Eleanor demorou a produzir um herdeiro masculino. O primeiro morreu na infância, e o segundo se revoltou contra o pai. Ter tomado o partido do filho custou a Eleanor dezesseis anos de prisão domiciliar. Quando notou que Ricardo, o herdeiro seguinte, tinha certas tendências, tratou de apresentá-lo aos Enviados de Asmodeu, os descendentes dos sacerdotes de Set, velhos aliados da Falange. Com isso, em vez de ser mais um rei efeminado qualquer, ele se tornou Ricardo Coração de Leão, até hoje o herói das lendas de Robin Hood.

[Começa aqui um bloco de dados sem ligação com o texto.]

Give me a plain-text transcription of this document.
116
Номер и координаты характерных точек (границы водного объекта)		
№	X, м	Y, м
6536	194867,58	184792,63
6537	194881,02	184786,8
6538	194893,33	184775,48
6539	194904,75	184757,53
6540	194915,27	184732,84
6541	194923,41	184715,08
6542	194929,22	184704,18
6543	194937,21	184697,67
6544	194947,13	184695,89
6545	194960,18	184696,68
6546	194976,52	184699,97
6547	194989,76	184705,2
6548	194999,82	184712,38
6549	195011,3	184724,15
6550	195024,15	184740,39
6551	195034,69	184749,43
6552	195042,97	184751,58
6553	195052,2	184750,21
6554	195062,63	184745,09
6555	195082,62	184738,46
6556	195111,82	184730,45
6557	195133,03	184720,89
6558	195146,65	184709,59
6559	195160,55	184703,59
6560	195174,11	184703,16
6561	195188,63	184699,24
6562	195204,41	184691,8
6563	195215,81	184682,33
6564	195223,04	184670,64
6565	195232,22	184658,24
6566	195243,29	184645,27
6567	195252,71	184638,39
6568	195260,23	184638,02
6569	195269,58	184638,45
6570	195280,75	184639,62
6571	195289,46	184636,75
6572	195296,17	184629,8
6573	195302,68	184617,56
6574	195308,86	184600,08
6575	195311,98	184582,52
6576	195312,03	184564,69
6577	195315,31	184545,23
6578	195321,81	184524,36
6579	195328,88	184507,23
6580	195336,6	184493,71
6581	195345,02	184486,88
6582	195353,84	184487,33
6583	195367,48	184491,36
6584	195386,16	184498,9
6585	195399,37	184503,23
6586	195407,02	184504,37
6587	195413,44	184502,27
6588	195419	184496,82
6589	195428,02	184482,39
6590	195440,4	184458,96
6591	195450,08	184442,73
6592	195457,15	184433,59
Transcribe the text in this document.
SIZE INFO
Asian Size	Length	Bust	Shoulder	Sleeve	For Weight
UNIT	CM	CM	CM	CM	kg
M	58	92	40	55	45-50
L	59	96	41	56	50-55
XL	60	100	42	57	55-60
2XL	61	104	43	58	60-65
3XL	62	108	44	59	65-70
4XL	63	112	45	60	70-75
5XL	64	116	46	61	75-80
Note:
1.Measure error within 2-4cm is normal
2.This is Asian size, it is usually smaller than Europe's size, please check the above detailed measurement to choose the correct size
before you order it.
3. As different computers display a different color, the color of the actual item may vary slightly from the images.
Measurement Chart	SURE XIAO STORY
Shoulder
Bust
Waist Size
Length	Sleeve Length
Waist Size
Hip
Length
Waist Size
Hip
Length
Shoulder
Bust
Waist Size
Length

Mas guerreiros como Eleanor e Ricardo, como a Falange e os Asmodeus, são o que são por causa da parcela deles que é nutrida pelo Lado Escuro. Essa parcela inevitavelmente se manifesta, volta e meia. Até hoje, no mundo muçulmano, Ricardo Coração de Leão é uma espécie de bicho papão, e as mães ameaçam as crianças desobedientes: o rei Ricardo vai te pegar. Eleanor e família se equilibraram a vida toda entre o Bem e o Mal: já beirando os oitenta anos, idade absurdamente avançada para a época, Eleanor ainda fazia longas viagens e articulações políticas e militares, para proteger João-sem-Terra, o filho mais novo e último sobrevivente da dinastia. João até hoje tem péssima fama e, tal como o Cardeal Richelieu, passou pela suprema humilhação de virar vilão de desenho animado. Mas, como disse Churchill, “a nação britânica e o mundo de língua inglesa devem mais aos vícios de João do que aos trabalhos de soberanos virtuosos”.